With the election and Thanksgiving out of the way, the rest of the year is shaping up to be an epic showdown between Democrats and Republicans over tax policy and how to avoid going over the fiscal cliff. At this point there appears to be little room for optimism that either side will give enough ground to avert the spending cuts and tax hikes that will otherwise go into effect within weeks. How markets—and voters—will react to the resulting contractionary pressure will likely depend on the extent to which the "cliff" is recognized to be potentially no more than a slope and on the actions Democrats and Republicans take to make the downward slide a gentle one.
One thing is clear at this point, however: Democrats have won the game to frame the debate. Ostensibly, the 2011 budget deal that brought us to this point was about the proper size of government and about calibrating spending and revenues in order to stabilize long-term federal finances. However, the positions staked out by both sides have effectively narrowed the debate considerably. One side wants continued low taxes for the vast majority of Americans and higher taxes on top earners. The other prioritizes continued low taxes for rich and poor alike. Democrats want higher revenues and see little upside to propose spending cuts. Republicans want lower revenues and lower spending but would rather hold the line on taxes than emphasize the spending cuts laid out in their recent House budgets.

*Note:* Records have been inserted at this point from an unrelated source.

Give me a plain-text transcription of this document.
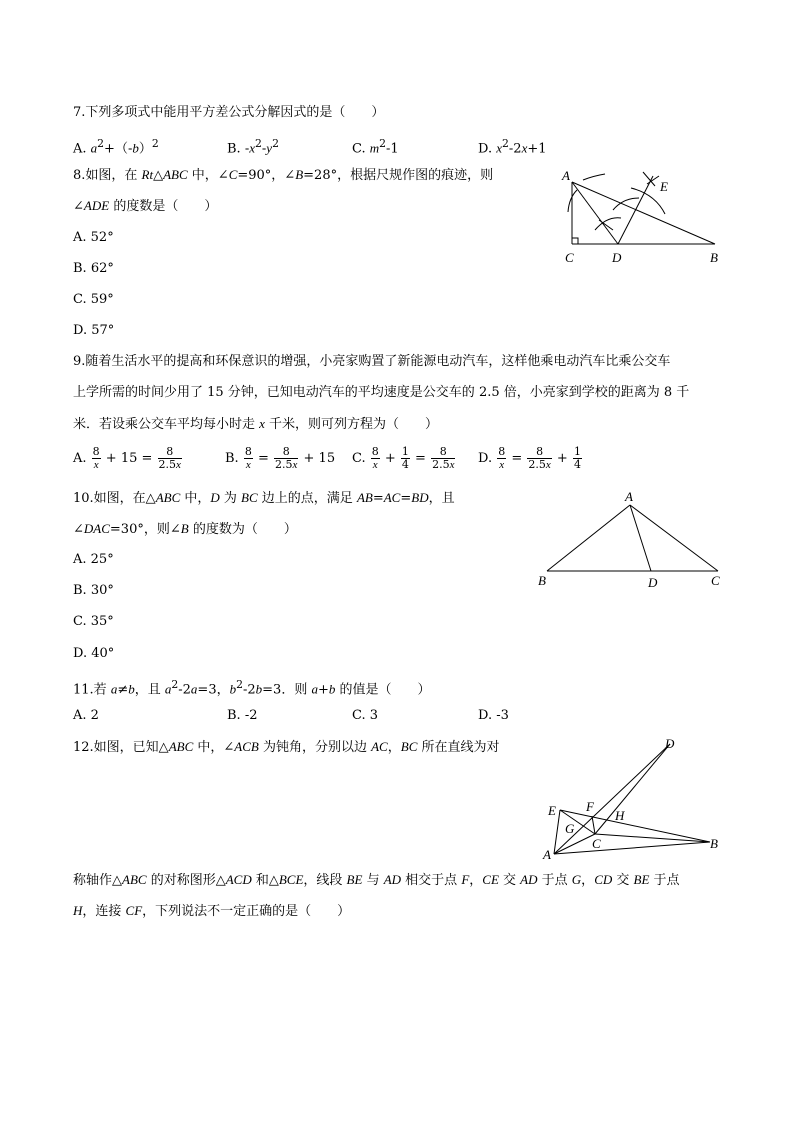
7.下列多项式中能用平方差公式分解因式的是（　　）
A. $a^2+(-b)^2$	B. $-x^2-y^2$	C. $m^2-1$	D. $x^2-2x+1$
8.如图，在 Rt△ABC 中，∠C=90°，∠B=28°，根据尺规作图的痕迹，则
∠ADE 的度数是（　　）
A. 52°
B. 62°
C. 59°
D. 57°
A
E
C	D	B
9.随着生活水平的提高和环保意识的增强，小亮家购置了新能源电动汽车，这样他乘电动汽车比乘公交车
上学所需的时间少用了 15 分钟，已知电动汽车的平均速度是公交车的 2.5 倍，小亮家到学校的距离为 8 千
米．若设乘公交车平均每小时走 x 千米，则可列方程为（　　）
A. $\frac{8}{x} + 15 = \frac{8}{2.5x}$	B. $\frac{8}{x} = \frac{8}{2.5x} + 15$ C. $\frac{8}{x} + \frac{1}{4} = \frac{8}{2.5x} D$. $\frac{8}{x} = \frac{8}{2.5x} + \frac{1}{4}$
10.如图，在△ABC 中，D 为 BC 边上的点，满足 AB=AC=BD，且
∠DAC=30°，则∠B 的度数为（　　）
A. 25°
B. 30°
C. 35°
D. 40°
A
B	D	C
11.若 a≠b，且 $a^2-2a=3$，$b^2-2b=3$．则 a+b 的值是（　　）
A. 2	B. -2	C. 3	D. -3
12.如图，已知△ABC 中，∠ACB 为钝角，分别以边 AC，BC 所在直线为对	D
E F
H
G
C
A
B
称轴作△ABC 的对称图形△ACD 和△BCE，线段 BE 与 AD 相交于点 F，CE 交 AD 于点 G，CD 交 BE 于点
H，连接 CF，下列说法不一定正确的是（　　）
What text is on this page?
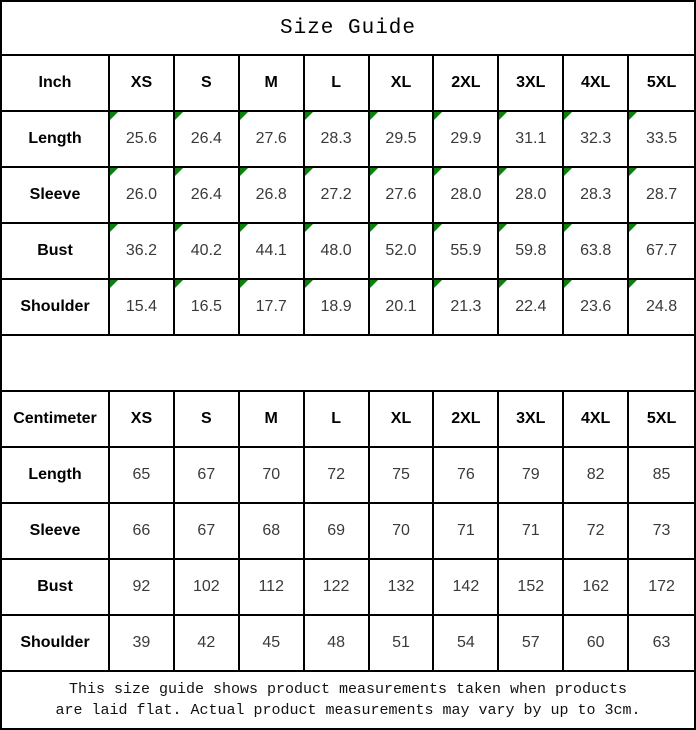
Size Guide
Inch	XS	S	M	L	XL	2XL	3XL	4XL	5XL
Length	25.6	26.4	27.6	28.3	29.5	29.9	31.1	32.3	33.5
Sleeve	26.0	26.4	26.8	27.2	27.6	28.0	28.0	28.3	28.7
Bust	36.2	40.2	44.1	48.0	52.0	55.9	59.8	63.8	67.7
Shoulder	15.4	16.5	17.7	18.9	20.1	21.3	22.4	23.6	24.8
Centimeter	XS	S	M	L	XL	2XL	3XL	4XL	5XL
Length	65	67	70	72	75	76	79	82	85
Sleeve	66	67	68	69	70	71	71	72	73
Bust	92	102	112	122	132	142	152	162	172
Shoulder	39	42	45	48	51	54	57	60	63
This size guide shows product measurements taken when products
are laid flat. Actual product measurements may vary by up to 3cm.
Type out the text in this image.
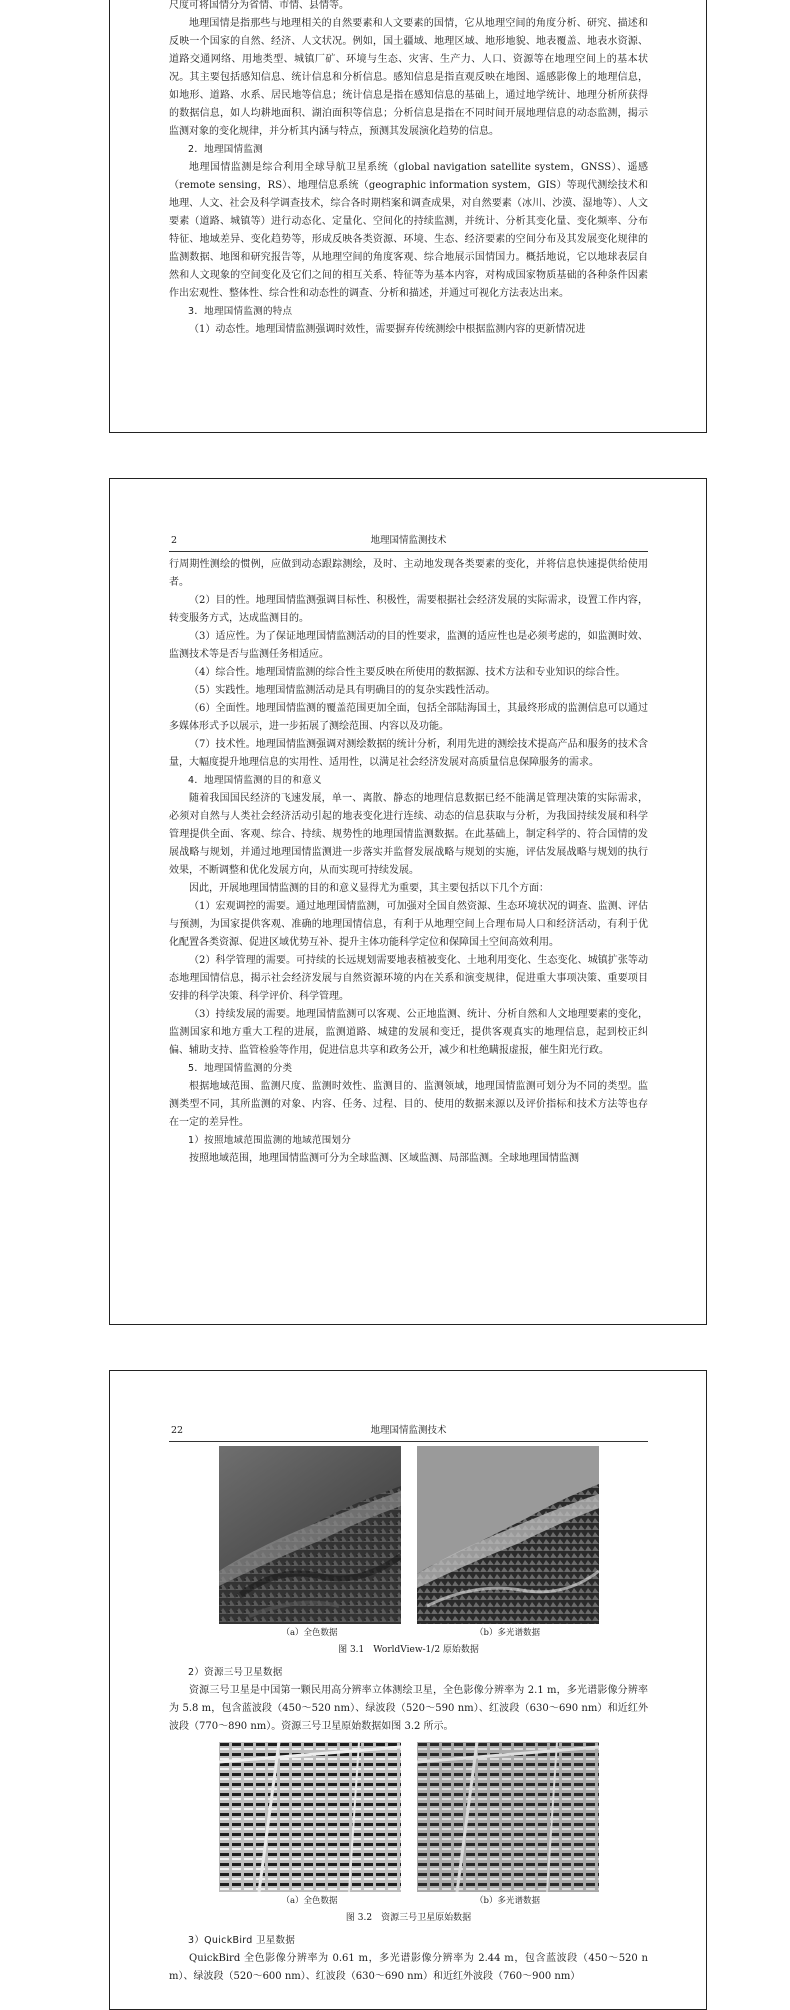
尺度可将国情分为省情、市情、县情等。

地理国情是指那些与地理相关的自然要素和人文要素的国情，它从地理空间的角度分析、研究、描述和反映一个国家的自然、经济、人文状况。例如，国土疆域、地理区域、地形地貌、地表覆盖、地表水资源、道路交通网络、用地类型、城镇厂矿、环境与生态、灾害、生产力、人口、资源等在地理空间上的基本状况。其主要包括感知信息、统计信息和分析信息。感知信息是指直观反映在地图、遥感影像上的地理信息，如地形、道路、水系、居民地等信息；统计信息是指在感知信息的基础上，通过地学统计、地理分析所获得的数据信息，如人均耕地面积、湖泊面积等信息；分析信息是指在不同时间开展地理信息的动态监测，揭示监测对象的变化规律，并分析其内涵与特点，预测其发展演化趋势的信息。

2．地理国情监测

地理国情监测是综合利用全球导航卫星系统（global navigation satellite system，GNSS）、遥感（remote sensing，RS）、地理信息系统（geographic information system，GIS）等现代测绘技术和地理、人文、社会及科学调查技术，综合各时期档案和调查成果，对自然要素（冰川、沙漠、湿地等）、人文要素（道路、城镇等）进行动态化、定量化、空间化的持续监测，并统计、分析其变化量、变化频率、分布特征、地域差异、变化趋势等，形成反映各类资源、环境、生态、经济要素的空间分布及其发展变化规律的监测数据、地图和研究报告等，从地理空间的角度客观、综合地展示国情国力。概括地说，它以地球表层自然和人文现象的空间变化及它们之间的相互关系、特征等为基本内容，对构成国家物质基础的各种条件因素作出宏观性、整体性、综合性和动态性的调查、分析和描述，并通过可视化方法表达出来。

3．地理国情监测的特点

（1）动态性。地理国情监测强调时效性，需要摒弃传统测绘中根据监测内容的更新情况进

2	地理国情监测技术

行周期性测绘的惯例，应做到动态跟踪测绘，及时、主动地发现各类要素的变化，并将信息快速提供给使用者。

（2）目的性。地理国情监测强调目标性、积极性，需要根据社会经济发展的实际需求，设置工作内容，转变服务方式，达成监测目的。

（3）适应性。为了保证地理国情监测活动的目的性要求，监测的适应性也是必须考虑的，如监测时效、监测技术等是否与监测任务相适应。

（4）综合性。地理国情监测的综合性主要反映在所使用的数据源、技术方法和专业知识的综合性。

（5）实践性。地理国情监测活动是具有明确目的的复杂实践性活动。

（6）全面性。地理国情监测的覆盖范围更加全面，包括全部陆海国土，其最终形成的监测信息可以通过多媒体形式予以展示，进一步拓展了测绘范围、内容以及功能。

（7）技术性。地理国情监测强调对测绘数据的统计分析，利用先进的测绘技术提高产品和服务的技术含量，大幅度提升地理信息的实用性、适用性，以满足社会经济发展对高质量信息保障服务的需求。

4．地理国情监测的目的和意义

随着我国国民经济的飞速发展，单一、离散、静态的地理信息数据已经不能满足管理决策的实际需求，必须对自然与人类社会经济活动引起的地表变化进行连续、动态的信息获取与分析，为我国持续发展和科学管理提供全面、客观、综合、持续、规势性的地理国情监测数据。在此基础上，制定科学的、符合国情的发展战略与规划，并通过地理国情监测进一步落实并监督发展战略与规划的实施，评估发展战略与规划的执行效果，不断调整和优化发展方向，从而实现可持续发展。

因此，开展地理国情监测的目的和意义显得尤为重要，其主要包括以下几个方面：

（1）宏观调控的需要。通过地理国情监测，可加强对全国自然资源、生态环境状况的调查、监测、评估与预测，为国家提供客观、准确的地理国情信息，有利于从地理空间上合理布局人口和经济活动，有利于优化配置各类资源、促进区域优势互补、提升主体功能科学定位和保障国土空间高效利用。

（2）科学管理的需要。可持续的长远规划需要地表植被变化、土地利用变化、生态变化、城镇扩张等动态地理国情信息，揭示社会经济发展与自然资源环境的内在关系和演变规律，促进重大事项决策、重要项目安排的科学决策、科学评价、科学管理。

（3）持续发展的需要。地理国情监测可以客观、公正地监测、统计、分析自然和人文地理要素的变化，监测国家和地方重大工程的进展，监测道路、城建的发展和变迁，提供客观真实的地理信息，起到校正纠偏、辅助支持、监管检验等作用，促进信息共享和政务公开，减少和杜绝瞒报虚报，催生阳光行政。

5．地理国情监测的分类

根据地域范围、监测尺度、监测时效性、监测目的、监测领域，地理国情监测可划分为不同的类型。监测类型不同，其所监测的对象、内容、任务、过程、目的、使用的数据来源以及评价指标和技术方法等也存在一定的差异性。

1）按照地域范围监测的地域范围划分

按照地域范围，地理国情监测可分为全球监测、区域监测、局部监测。全球地理国情监测

22	地理国情监测技术
（a）全色数据	（b）多光谱数据
图 3.1　WorldView-1/2 原始数据

2）资源三号卫星数据

资源三号卫星是中国第一颗民用高分辨率立体测绘卫星，全色影像分辨率为 2.1 m，多光谱影像分辨率为 5.8 m，包含蓝波段（450～520 nm）、绿波段（520～590 nm）、红波段（630～690 nm）和近红外波段（770～890 nm）。资源三号卫星原始数据如图 3.2 所示。

（a）全色数据	（b）多光谱数据
图 3.2　资源三号卫星原始数据

3）QuickBird 卫星数据

QuickBird 全色影像分辨率为 0.61 m，多光谱影像分辨率为 2.44 m，包含蓝波段（450～520 nm）、绿波段（520～600 nm）、红波段（630～690 nm）和近红外波段（760～900 nm）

With spending levels an afterthought, and with consensus around continued low rates below the top two income tax brackets, the entire debate is now about whether or not to continue the tax rates that the highest-earning Americans pay on the income they receive above $200,000 to $250,000. If that seems arcane, it is, which is why Republicans are losing the more pithily-put debate over "whether the rich should pay higher taxes." This disadvantageous framing, in turn, explains why Republicans appear increasingly willing to give ground on their basic position that federal revenues should not increase.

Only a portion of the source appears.